Outside of a 12-10 loss on the road against Florida in the third game of the season, the Seawolves were firing away and cementing themselves as a favorite to make a run at Memorial Day Weekend.
It all came to an end while Stony Brook’s student-athletes met in the Island Federal Credit Union Arena with athletic director Shawn Heilbron, who was discussing the potential options if the America East postponed sports due to the COVID-19 pandemic. While he was speaking, someone notified him that the NCAA had canceled spring championships.
In literally an instant, the season was over.
“It was soul-crushing,” Kennedy said. “It was like they pulled the rug right out from under us.”
Kennedy was quick to say she’d come back if given the chance. Others, like Taryn Ohlmiller and Sydney Gagnon, took a bit more time to make their decisions.
“For some of them, it’s clean and quick,” Spallina said. “All players need closure. That’s the biggest thing. How do you want it to be? Are you content with the way it ended? Or do you need the finality? The part that can’t be accounted for is the competitive fire and the bonds they have with their friends and teammates.”
For Kennedy, it might actually work out for the best. Outside of another chance to chase a national championship, Kennedy is in a coaching program that will grant her a New York State coaching certification when she’s done. She wasn’t sure what she wanted to do after life at Stony Brook, and now she has a clearer picture.
She’s also relishing the opportunity to live in a house with Ohlmiller, Gagnon, Siobhan Rafferty and Kelsi LoNigro. They gather weekly to watch “The Bachelorette” together.
And, perhaps most importantly, she’s thrilled to be back on the field. As are most athletes. Kennedy said that underclassmen now have the same perspective that seniors and graduate students do — any game could be the last.
“You never know if it could be an injury or a global pandemic that ends your season,” Kennedy said. “I didn’t want to be a fifth-year senior. I didn’t plan that. But I’m so happy I came back. Even though this year does look different in so many ways with the masks and not being able to compete with anybody besides ourselves right now, this experience that I’m having is more than I can ask for.”
All told, Kennedy scored 22 goals and controlled 47 draws in five games last spring. Entering 2021, Kennedy ranks second in program history in draw controls (242), fourth in goals (193), fifth in points (248), fifth in ground balls (133) and 10th in assists (55).
None of it comes as a surprise to her coach.
“She’s a super super-skilled kid who is also one of the biggest try-hards I’ve ever seen,” Spallina said.
Being a super-skilled try-hard can take a girl from North Babylon pretty far.

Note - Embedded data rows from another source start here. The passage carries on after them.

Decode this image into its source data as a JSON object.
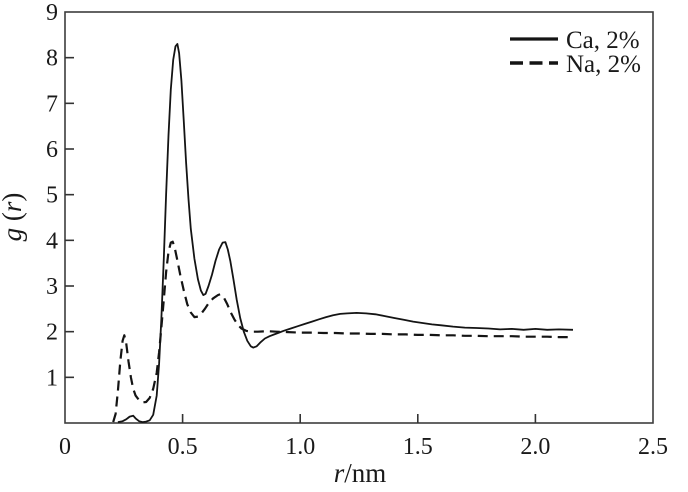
{
  "figure": {
    "background": "#ffffff",
    "frame_color": "#3d3d3d",
    "line_color": "#141414"
  },
  "chart_data": {
    "type": "line",
    "title": "",
    "xlabel": "r/nm",
    "ylabel": "g (r)",
    "xlabel_parts": [
      {
        "text": "r",
        "italic": true
      },
      {
        "text": "/nm",
        "italic": false
      }
    ],
    "ylabel_parts": [
      {
        "text": "g",
        "italic": true
      },
      {
        "text": " (",
        "italic": false
      },
      {
        "text": "r",
        "italic": true
      },
      {
        "text": ")",
        "italic": false
      }
    ],
    "xlim": [
      0,
      2.5
    ],
    "ylim": [
      0,
      9
    ],
    "grid": false,
    "x_ticks": [
      {
        "value": 0,
        "label": "0"
      },
      {
        "value": 0.5,
        "label": "0.5"
      },
      {
        "value": 1.0,
        "label": "1.0"
      },
      {
        "value": 1.5,
        "label": "1.5"
      },
      {
        "value": 2.0,
        "label": "2.0"
      },
      {
        "value": 2.5,
        "label": "2.5"
      }
    ],
    "y_ticks": [
      {
        "value": 1,
        "label": "1"
      },
      {
        "value": 2,
        "label": "2"
      },
      {
        "value": 3,
        "label": "3"
      },
      {
        "value": 4,
        "label": "4"
      },
      {
        "value": 5,
        "label": "5"
      },
      {
        "value": 6,
        "label": "6"
      },
      {
        "value": 7,
        "label": "7"
      },
      {
        "value": 8,
        "label": "8"
      },
      {
        "value": 9,
        "label": "9"
      }
    ],
    "legend": {
      "position": "top-right"
    },
    "series": [
      {
        "name": "Ca, 2%",
        "style": "solid",
        "color": "#141414",
        "points": [
          [
            0.225,
            0.02
          ],
          [
            0.245,
            0.04
          ],
          [
            0.26,
            0.08
          ],
          [
            0.275,
            0.14
          ],
          [
            0.29,
            0.16
          ],
          [
            0.3,
            0.1
          ],
          [
            0.315,
            0.04
          ],
          [
            0.33,
            0.02
          ],
          [
            0.345,
            0.03
          ],
          [
            0.36,
            0.06
          ],
          [
            0.375,
            0.18
          ],
          [
            0.39,
            0.6
          ],
          [
            0.4,
            1.3
          ],
          [
            0.41,
            2.3
          ],
          [
            0.42,
            3.6
          ],
          [
            0.43,
            5.0
          ],
          [
            0.44,
            6.3
          ],
          [
            0.45,
            7.3
          ],
          [
            0.46,
            7.95
          ],
          [
            0.47,
            8.25
          ],
          [
            0.478,
            8.3
          ],
          [
            0.485,
            8.1
          ],
          [
            0.495,
            7.5
          ],
          [
            0.505,
            6.6
          ],
          [
            0.515,
            5.7
          ],
          [
            0.525,
            4.9
          ],
          [
            0.535,
            4.25
          ],
          [
            0.55,
            3.6
          ],
          [
            0.565,
            3.15
          ],
          [
            0.578,
            2.9
          ],
          [
            0.588,
            2.8
          ],
          [
            0.598,
            2.83
          ],
          [
            0.61,
            3.0
          ],
          [
            0.625,
            3.25
          ],
          [
            0.64,
            3.55
          ],
          [
            0.655,
            3.8
          ],
          [
            0.67,
            3.95
          ],
          [
            0.682,
            3.96
          ],
          [
            0.692,
            3.8
          ],
          [
            0.703,
            3.55
          ],
          [
            0.716,
            3.15
          ],
          [
            0.73,
            2.7
          ],
          [
            0.745,
            2.3
          ],
          [
            0.76,
            2.0
          ],
          [
            0.775,
            1.8
          ],
          [
            0.79,
            1.68
          ],
          [
            0.8,
            1.65
          ],
          [
            0.815,
            1.68
          ],
          [
            0.83,
            1.76
          ],
          [
            0.85,
            1.85
          ],
          [
            0.87,
            1.9
          ],
          [
            0.89,
            1.94
          ],
          [
            0.91,
            1.98
          ],
          [
            0.93,
            2.02
          ],
          [
            0.96,
            2.07
          ],
          [
            0.99,
            2.12
          ],
          [
            1.02,
            2.17
          ],
          [
            1.05,
            2.22
          ],
          [
            1.08,
            2.27
          ],
          [
            1.11,
            2.32
          ],
          [
            1.14,
            2.36
          ],
          [
            1.17,
            2.39
          ],
          [
            1.2,
            2.4
          ],
          [
            1.24,
            2.41
          ],
          [
            1.28,
            2.4
          ],
          [
            1.32,
            2.38
          ],
          [
            1.36,
            2.34
          ],
          [
            1.4,
            2.3
          ],
          [
            1.44,
            2.26
          ],
          [
            1.48,
            2.22
          ],
          [
            1.52,
            2.19
          ],
          [
            1.56,
            2.16
          ],
          [
            1.6,
            2.14
          ],
          [
            1.65,
            2.11
          ],
          [
            1.7,
            2.09
          ],
          [
            1.75,
            2.08
          ],
          [
            1.8,
            2.07
          ],
          [
            1.85,
            2.05
          ],
          [
            1.9,
            2.06
          ],
          [
            1.95,
            2.04
          ],
          [
            2.0,
            2.06
          ],
          [
            2.05,
            2.04
          ],
          [
            2.1,
            2.05
          ],
          [
            2.16,
            2.04
          ]
        ]
      },
      {
        "name": "Na, 2%",
        "style": "dashed",
        "color": "#141414",
        "points": [
          [
            0.205,
            0.02
          ],
          [
            0.215,
            0.2
          ],
          [
            0.225,
            0.7
          ],
          [
            0.235,
            1.35
          ],
          [
            0.245,
            1.8
          ],
          [
            0.252,
            1.92
          ],
          [
            0.26,
            1.75
          ],
          [
            0.27,
            1.35
          ],
          [
            0.28,
            1.0
          ],
          [
            0.29,
            0.75
          ],
          [
            0.3,
            0.6
          ],
          [
            0.315,
            0.5
          ],
          [
            0.33,
            0.45
          ],
          [
            0.345,
            0.46
          ],
          [
            0.36,
            0.55
          ],
          [
            0.375,
            0.75
          ],
          [
            0.39,
            1.1
          ],
          [
            0.4,
            1.55
          ],
          [
            0.41,
            2.1
          ],
          [
            0.42,
            2.7
          ],
          [
            0.43,
            3.3
          ],
          [
            0.44,
            3.75
          ],
          [
            0.45,
            3.95
          ],
          [
            0.458,
            3.97
          ],
          [
            0.466,
            3.85
          ],
          [
            0.476,
            3.6
          ],
          [
            0.49,
            3.25
          ],
          [
            0.505,
            2.9
          ],
          [
            0.52,
            2.6
          ],
          [
            0.535,
            2.42
          ],
          [
            0.55,
            2.32
          ],
          [
            0.565,
            2.33
          ],
          [
            0.58,
            2.4
          ],
          [
            0.595,
            2.5
          ],
          [
            0.61,
            2.62
          ],
          [
            0.63,
            2.73
          ],
          [
            0.65,
            2.8
          ],
          [
            0.66,
            2.82
          ],
          [
            0.675,
            2.75
          ],
          [
            0.69,
            2.6
          ],
          [
            0.705,
            2.42
          ],
          [
            0.72,
            2.27
          ],
          [
            0.735,
            2.15
          ],
          [
            0.75,
            2.07
          ],
          [
            0.77,
            2.02
          ],
          [
            0.79,
            2.0
          ],
          [
            0.82,
            2.0
          ],
          [
            0.86,
            2.01
          ],
          [
            0.9,
            2.0
          ],
          [
            0.95,
            1.99
          ],
          [
            1.0,
            1.98
          ],
          [
            1.05,
            1.98
          ],
          [
            1.1,
            1.97
          ],
          [
            1.15,
            1.97
          ],
          [
            1.2,
            1.96
          ],
          [
            1.25,
            1.96
          ],
          [
            1.3,
            1.95
          ],
          [
            1.35,
            1.95
          ],
          [
            1.4,
            1.94
          ],
          [
            1.45,
            1.94
          ],
          [
            1.5,
            1.93
          ],
          [
            1.55,
            1.93
          ],
          [
            1.6,
            1.92
          ],
          [
            1.65,
            1.92
          ],
          [
            1.7,
            1.91
          ],
          [
            1.75,
            1.91
          ],
          [
            1.8,
            1.9
          ],
          [
            1.85,
            1.9
          ],
          [
            1.9,
            1.9
          ],
          [
            1.95,
            1.89
          ],
          [
            2.0,
            1.89
          ],
          [
            2.05,
            1.89
          ],
          [
            2.1,
            1.88
          ],
          [
            2.15,
            1.88
          ]
        ]
      }
    ]
  }
}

In Kennedy’s case, all the way to Team USA. She still remembers where she was when she got the phone call asking to try out.
“I called my dad, and we cried about it together,” she said. “That’s been a dream of mine since I was 8. I’m never going to get used to it because there’s no experience like it. Having the red white and blue on your chest. Playing for something bigger than yourself.”
Then again, Kennedy plays for Stony Brook. She already wears red, white and blue. And even if 10 years ago the team was literally playing in front of little more than Kennedy herself, it’s grown into something so much bigger.
Kenny DeJohn contributed to this article.